Secretary Austin will still consult with President Joe Biden and coordinate with allies and partners "as [the U.S.] continuously reviews our force posture and make decisions regarding movement of forces into and within Europe."
The Pentagon 's remarks come amid rising tensions between Russia and Ukraine and a fear of a potential Russian invasion.
Russia recently told the U.S . to stop providing military aid to Ukraine, warning it had "almost completed" assembling 127,000 troops at the Ukrainian border.
The Russian Embassy in Washington said if the U.S. was "truly committed to diplomatic efforts to resolve the internal Ukrainian conflict" it would "abandon plans to supply new batches of weapons for the Armed Forces of Ukraine."

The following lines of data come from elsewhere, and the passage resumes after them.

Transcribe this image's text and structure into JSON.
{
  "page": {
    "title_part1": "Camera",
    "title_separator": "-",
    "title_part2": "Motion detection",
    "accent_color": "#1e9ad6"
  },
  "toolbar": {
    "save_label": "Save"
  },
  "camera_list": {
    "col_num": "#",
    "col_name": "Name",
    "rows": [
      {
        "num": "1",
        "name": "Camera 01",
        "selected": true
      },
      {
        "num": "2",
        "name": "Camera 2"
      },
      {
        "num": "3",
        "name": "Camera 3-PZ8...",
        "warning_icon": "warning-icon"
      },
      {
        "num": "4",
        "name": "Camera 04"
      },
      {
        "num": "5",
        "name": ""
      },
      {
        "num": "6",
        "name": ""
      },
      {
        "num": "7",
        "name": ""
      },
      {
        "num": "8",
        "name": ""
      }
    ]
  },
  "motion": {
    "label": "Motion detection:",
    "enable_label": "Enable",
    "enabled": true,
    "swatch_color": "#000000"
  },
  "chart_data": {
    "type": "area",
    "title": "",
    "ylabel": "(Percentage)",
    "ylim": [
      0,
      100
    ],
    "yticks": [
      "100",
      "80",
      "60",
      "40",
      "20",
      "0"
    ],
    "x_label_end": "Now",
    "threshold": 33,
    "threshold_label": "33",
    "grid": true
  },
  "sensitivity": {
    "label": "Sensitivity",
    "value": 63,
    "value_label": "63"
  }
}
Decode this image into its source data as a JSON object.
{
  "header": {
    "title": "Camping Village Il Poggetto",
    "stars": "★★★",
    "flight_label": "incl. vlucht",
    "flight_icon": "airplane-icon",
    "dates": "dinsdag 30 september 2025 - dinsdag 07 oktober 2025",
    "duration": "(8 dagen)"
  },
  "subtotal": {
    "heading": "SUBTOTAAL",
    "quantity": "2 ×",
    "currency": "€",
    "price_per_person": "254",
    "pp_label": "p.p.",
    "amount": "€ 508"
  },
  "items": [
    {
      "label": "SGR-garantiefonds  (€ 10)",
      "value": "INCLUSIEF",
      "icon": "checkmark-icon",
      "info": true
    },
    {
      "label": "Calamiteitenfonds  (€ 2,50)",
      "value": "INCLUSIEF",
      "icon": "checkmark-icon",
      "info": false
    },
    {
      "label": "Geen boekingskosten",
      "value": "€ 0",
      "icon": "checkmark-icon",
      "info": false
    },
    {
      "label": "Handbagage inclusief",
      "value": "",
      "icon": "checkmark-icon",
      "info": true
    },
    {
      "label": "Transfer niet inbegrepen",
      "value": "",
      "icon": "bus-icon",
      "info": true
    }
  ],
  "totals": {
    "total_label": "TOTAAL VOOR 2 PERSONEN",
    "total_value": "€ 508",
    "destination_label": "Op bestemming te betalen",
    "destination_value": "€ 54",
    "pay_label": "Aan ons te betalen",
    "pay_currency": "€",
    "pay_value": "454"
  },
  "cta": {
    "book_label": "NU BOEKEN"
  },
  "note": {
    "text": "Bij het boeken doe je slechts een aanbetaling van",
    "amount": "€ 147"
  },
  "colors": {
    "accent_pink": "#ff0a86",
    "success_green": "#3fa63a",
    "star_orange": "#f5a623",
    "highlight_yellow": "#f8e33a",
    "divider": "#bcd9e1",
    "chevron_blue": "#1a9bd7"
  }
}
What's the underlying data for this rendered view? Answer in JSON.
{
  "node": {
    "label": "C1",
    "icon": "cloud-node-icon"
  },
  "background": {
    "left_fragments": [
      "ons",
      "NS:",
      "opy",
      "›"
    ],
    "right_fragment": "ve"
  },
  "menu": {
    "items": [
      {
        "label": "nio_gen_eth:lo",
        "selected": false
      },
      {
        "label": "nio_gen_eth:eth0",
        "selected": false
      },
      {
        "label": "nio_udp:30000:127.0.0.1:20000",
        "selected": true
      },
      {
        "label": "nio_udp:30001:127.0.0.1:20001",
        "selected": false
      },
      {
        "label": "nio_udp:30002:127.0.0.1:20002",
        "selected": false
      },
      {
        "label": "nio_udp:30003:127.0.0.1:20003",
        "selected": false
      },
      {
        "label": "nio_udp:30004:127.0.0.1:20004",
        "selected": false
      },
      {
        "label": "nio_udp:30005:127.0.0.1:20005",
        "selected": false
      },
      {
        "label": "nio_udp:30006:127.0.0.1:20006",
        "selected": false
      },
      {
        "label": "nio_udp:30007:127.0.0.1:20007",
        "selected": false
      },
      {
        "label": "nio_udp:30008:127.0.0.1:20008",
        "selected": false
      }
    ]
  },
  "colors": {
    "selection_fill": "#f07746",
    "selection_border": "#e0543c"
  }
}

Meanwhile, the U.S. State Department authorized a voluntary departure of personnel from the U.S. Embassy in Kyiv, Ukraine's capital.
"Authorized departure gives these employees the option to depart if they wish; their departure is not required," the State Department said in a statement, adding that the ordered departure for family members requires that family members leave the country, effective immediately.